Officials at the Center for Disease control appear to have concluded it's only a matter of when, not if, coronavirus spreads throughout the U.S.

"It's not so much a question of if this will happen anymore but rather more a question of exactly when this will happen and how many people in this country will have severe illness," Dr. Nancy Messonnier, the head of the National Center for Immunization and Respiratory Diseases at the Centers for Disease Control and Prevention, said.

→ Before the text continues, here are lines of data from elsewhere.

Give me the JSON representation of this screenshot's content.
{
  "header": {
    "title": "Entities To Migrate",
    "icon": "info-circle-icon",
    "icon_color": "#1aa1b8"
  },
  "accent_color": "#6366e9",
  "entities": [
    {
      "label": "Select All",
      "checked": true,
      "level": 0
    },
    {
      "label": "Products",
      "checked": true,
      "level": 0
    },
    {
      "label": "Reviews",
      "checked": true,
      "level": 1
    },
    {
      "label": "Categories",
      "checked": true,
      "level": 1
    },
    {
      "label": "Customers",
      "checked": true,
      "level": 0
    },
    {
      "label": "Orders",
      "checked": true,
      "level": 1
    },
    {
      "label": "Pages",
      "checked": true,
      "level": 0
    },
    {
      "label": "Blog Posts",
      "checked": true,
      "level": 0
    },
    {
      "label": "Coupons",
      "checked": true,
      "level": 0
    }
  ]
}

Meanwhile Gilead Sciences has begun a clinical trial of its drug remdesivir on a patient hospitalized with COVID-19, marking the first clinical trial in the U.S. to find a treatment for coronavirus. The participant is an American who was quarantined on the Diamond Princess cruise ship in Japan and volunteered to participate in the study.

"We urgently need a safe and effective treatment for COVID-19. Although remdesivir has been administered to some patients with COVID-19, we do not have solid data to indicate it can improve clinical outcomes," said NIAID Director and U.S. Coronavirus Task Force member Anthony S. Fauci, M.D.

It's anyone's guess where markets go from here. Unlike other issues that have popped up during this bull market, a deadly virus sweeping the globe is not something that central bankers can easily overcome by printing money or cutting interest rates.

Leftover Crumbs

  • Two more CEOs head for the exits. The Walt Disney Company CEO Bob Iger is stepping down immediately, handing over the reigns to Bob Chapek, chairman of Disney parks, experiences and products. Iger will remain with Disney as executive chairman through the end of 2021. Iger said he wanted to focus on the creative side of the business now that the Fox acquisition has closed and Disney+ has launched. Salesforce also announced co-CEO Keith Block is stepping down, with company founder Marc Benioff assuming the role of CEO.

  • Impossible Foods is heading to Disney. The Walt Disney Company announced Impossible Foods' Impossible Burger will become the "preferred plant-based burger" at its U.S.-based theme parks and cruise ships. Disney will debut new Impossible Foods menu items this Friday at the California Adventure Food and Wine Festival. "We’re excited to add more items featuring the Impossible Burger to our menus, said John State, culinary director at Disneyland Resort. "We’re always looking for ways to bring more flavor, innovation and creativity to the Disney dining experience."

  • Will it actually help find something to watch? Netflix is debuting a feature that shows the top 10 movies and top 10 TV shows ranked by popularity among its users. Netflix has been testing the feature in the U.K. and Mexico, with plans to roll it out to additional countries. "This new row — complete with its own special design — will enable you to see what is most popular on Netflix in your country," Netflix said. "It will be updated every day and the position of the row will vary depending on how relevant the shows and films are to you."

  • Can an Apple watch lower stroke risk? Apple and Johnson & Johnson are teaming up to detect atrial fibrillation among people aged 65 or older through the use of an iPhone app and Apple watch. The study, which will be open to the more than 40 million people enrolled in Medicare, could help identify potential heart issues. "What we’re trying to do here is definitively answer that question: If you take wearable technology and couple it with an app, can you reduce the risk of a stroke or death?," said Paul Burton, vice president of medical affairs at the J&J subsidiary conducting the study.

  • They didn't hold back. The U.S. The National Transportation Safety Board (NTSB) lambasted Tesla for a fatal Autopilot crash that occurred in California in 2018. While blaming the design of Tesla's autonomous driving system, the NTSB also criticized the National Highway Traffic Safety Administration (NHTSA) for its "hands-off approach" to regulating the technology. NTSB Chairman Robert Sumwalt said "semiautonomous vehicles can lead drivers to be complacent, highly complacent, about their systems, and it also points out that smartphones manipulating them, can be so addictive, that people aren’t going to put them down."